Submitted to: Journal of Irrigation and Drainage Engineering
Publication Type: Peer reviewed journal
Publication Acceptance Date: 6/6/1996
Publication Date: N/A
Citation: Interpretive Summary: Engineers and hydrologists worldwide use the runoff-volume-estimating procedure called the "curve number method". Curve numbers (CN) reflect the ability of a watershed to generate runoff, with high CN associated with high runoff-producing watersheds, and vice versa. There is no standard method for developing a CN from measured rainfall and runoff data. A method is proposed that uses frequency distributions of measured data to develop CN ("derived-distribution method", DD). The DD method was shown to yield less variable estimates than 2 other methods in a Monte Carlo simulation, which generated "data" with known characteristics. The DD method gave CN estimates, using measured data, that were in agreement with a third method. The third method shows the trend in CN with high rainfall values for the two known types of watershed responses to rainfall. Prior knowledge of the type of watershed response is needed with the third method, while the DD method does not need this information. However, the DD method can also provide the watershed response type. A set of guidelines was established for practical usage based on the study results. The results are useful for developing CN where data are scanty, as well as for determining CN from measured data. The results can be used by scientists, engineers, the NRCS, and other hydrologic practitioners for practical estimation of CN.

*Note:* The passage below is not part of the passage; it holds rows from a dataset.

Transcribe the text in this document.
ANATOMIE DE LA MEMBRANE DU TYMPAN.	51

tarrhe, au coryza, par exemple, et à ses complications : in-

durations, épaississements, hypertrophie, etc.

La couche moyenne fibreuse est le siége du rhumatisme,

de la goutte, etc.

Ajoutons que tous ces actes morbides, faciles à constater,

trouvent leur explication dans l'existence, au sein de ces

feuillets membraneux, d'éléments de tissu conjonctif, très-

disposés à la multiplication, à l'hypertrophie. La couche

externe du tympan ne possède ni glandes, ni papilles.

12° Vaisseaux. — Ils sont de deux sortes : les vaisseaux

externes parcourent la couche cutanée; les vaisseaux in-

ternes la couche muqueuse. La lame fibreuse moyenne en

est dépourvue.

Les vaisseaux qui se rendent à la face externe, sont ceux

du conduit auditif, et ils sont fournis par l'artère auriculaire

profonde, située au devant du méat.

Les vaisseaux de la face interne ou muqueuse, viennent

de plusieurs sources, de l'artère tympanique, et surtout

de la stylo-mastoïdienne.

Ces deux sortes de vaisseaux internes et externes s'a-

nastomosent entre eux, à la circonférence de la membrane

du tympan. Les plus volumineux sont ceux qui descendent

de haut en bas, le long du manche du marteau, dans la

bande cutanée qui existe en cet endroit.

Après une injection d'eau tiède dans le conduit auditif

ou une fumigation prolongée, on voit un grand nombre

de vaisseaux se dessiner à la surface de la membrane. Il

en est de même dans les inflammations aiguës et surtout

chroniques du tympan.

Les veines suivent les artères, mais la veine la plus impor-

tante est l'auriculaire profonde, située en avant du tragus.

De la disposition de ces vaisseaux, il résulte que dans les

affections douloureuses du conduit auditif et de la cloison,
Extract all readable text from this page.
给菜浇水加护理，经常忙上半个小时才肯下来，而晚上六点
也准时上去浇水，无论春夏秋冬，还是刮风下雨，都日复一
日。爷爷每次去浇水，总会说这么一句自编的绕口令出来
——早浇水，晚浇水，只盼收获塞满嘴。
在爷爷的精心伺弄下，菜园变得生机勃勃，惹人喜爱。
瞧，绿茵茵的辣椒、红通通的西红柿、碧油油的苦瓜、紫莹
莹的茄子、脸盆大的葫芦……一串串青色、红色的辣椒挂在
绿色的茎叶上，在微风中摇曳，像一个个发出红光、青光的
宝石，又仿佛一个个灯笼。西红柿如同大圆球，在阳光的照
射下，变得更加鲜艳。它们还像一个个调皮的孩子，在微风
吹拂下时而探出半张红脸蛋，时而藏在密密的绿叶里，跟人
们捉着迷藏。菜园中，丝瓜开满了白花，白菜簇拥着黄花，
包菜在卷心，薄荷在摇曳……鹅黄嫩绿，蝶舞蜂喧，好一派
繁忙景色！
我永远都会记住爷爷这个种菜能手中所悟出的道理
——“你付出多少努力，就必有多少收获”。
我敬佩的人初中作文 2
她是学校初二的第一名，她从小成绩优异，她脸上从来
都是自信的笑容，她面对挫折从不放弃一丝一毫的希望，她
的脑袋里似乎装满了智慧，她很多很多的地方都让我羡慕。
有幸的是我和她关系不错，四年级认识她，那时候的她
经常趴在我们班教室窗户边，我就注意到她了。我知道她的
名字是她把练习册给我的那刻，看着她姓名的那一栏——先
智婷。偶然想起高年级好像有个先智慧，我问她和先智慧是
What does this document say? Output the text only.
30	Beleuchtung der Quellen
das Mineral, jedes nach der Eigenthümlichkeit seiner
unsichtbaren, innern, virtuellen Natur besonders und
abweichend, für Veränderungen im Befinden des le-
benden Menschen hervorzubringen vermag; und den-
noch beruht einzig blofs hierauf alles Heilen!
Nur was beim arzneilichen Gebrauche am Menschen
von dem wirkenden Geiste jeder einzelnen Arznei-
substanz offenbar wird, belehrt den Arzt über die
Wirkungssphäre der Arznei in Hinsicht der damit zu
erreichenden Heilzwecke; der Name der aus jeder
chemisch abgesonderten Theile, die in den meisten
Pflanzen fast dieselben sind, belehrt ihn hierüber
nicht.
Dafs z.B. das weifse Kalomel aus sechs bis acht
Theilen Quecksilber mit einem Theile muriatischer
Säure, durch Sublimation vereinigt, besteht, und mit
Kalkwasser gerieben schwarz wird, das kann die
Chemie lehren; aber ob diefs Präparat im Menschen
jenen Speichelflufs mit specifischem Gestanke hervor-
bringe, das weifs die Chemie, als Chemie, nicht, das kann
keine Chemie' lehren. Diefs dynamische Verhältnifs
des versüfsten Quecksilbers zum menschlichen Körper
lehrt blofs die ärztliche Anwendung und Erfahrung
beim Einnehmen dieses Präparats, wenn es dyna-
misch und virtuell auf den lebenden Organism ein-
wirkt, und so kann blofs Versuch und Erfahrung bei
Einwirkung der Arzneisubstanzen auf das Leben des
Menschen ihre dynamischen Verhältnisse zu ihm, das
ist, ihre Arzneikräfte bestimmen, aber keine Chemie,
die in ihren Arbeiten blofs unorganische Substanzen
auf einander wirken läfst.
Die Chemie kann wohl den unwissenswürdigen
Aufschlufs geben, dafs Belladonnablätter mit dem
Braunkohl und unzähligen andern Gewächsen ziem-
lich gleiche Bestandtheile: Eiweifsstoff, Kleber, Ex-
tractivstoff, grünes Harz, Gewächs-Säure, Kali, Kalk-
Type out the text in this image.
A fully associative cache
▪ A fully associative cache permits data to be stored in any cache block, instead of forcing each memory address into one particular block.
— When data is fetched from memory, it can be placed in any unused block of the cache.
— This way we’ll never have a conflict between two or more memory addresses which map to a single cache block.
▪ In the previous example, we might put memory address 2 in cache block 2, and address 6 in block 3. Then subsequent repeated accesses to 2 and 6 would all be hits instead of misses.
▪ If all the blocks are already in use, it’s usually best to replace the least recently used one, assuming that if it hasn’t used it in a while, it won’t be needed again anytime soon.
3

Technical Abstract: Curve numbers (CN) are developed from measured rainfall and runoff data, yet there is no standard method for determining CN. The original method of CN determination used the maximum annual events. Subsequent development treated measured P and Q data as frequency distributions. In this paper, derived frequency distributions are evaluated as another method for determining watershed curve numbers from watershed data treating P and Q data as separate frequency distributions. A Monte Carlo simulation showed the derived-distribution method gave less variable estimates of CN for a wide range of sample sizes than two other methods for CN estimation. CN estimates using measured data with the derived-distribution method agreed well with CN estimated by the asymptotic method for the watershed types tested. The derived-distribution and asymptotic methods were in agreement while the traditional methods gave lower CN estimates for the "violent" watershed type. CN was indeterminate for the derived-distribution and asymptotic methods for "complacent" watersheds. The derived-distribution method has potential for determining curve numbers when there are limited P and Q data.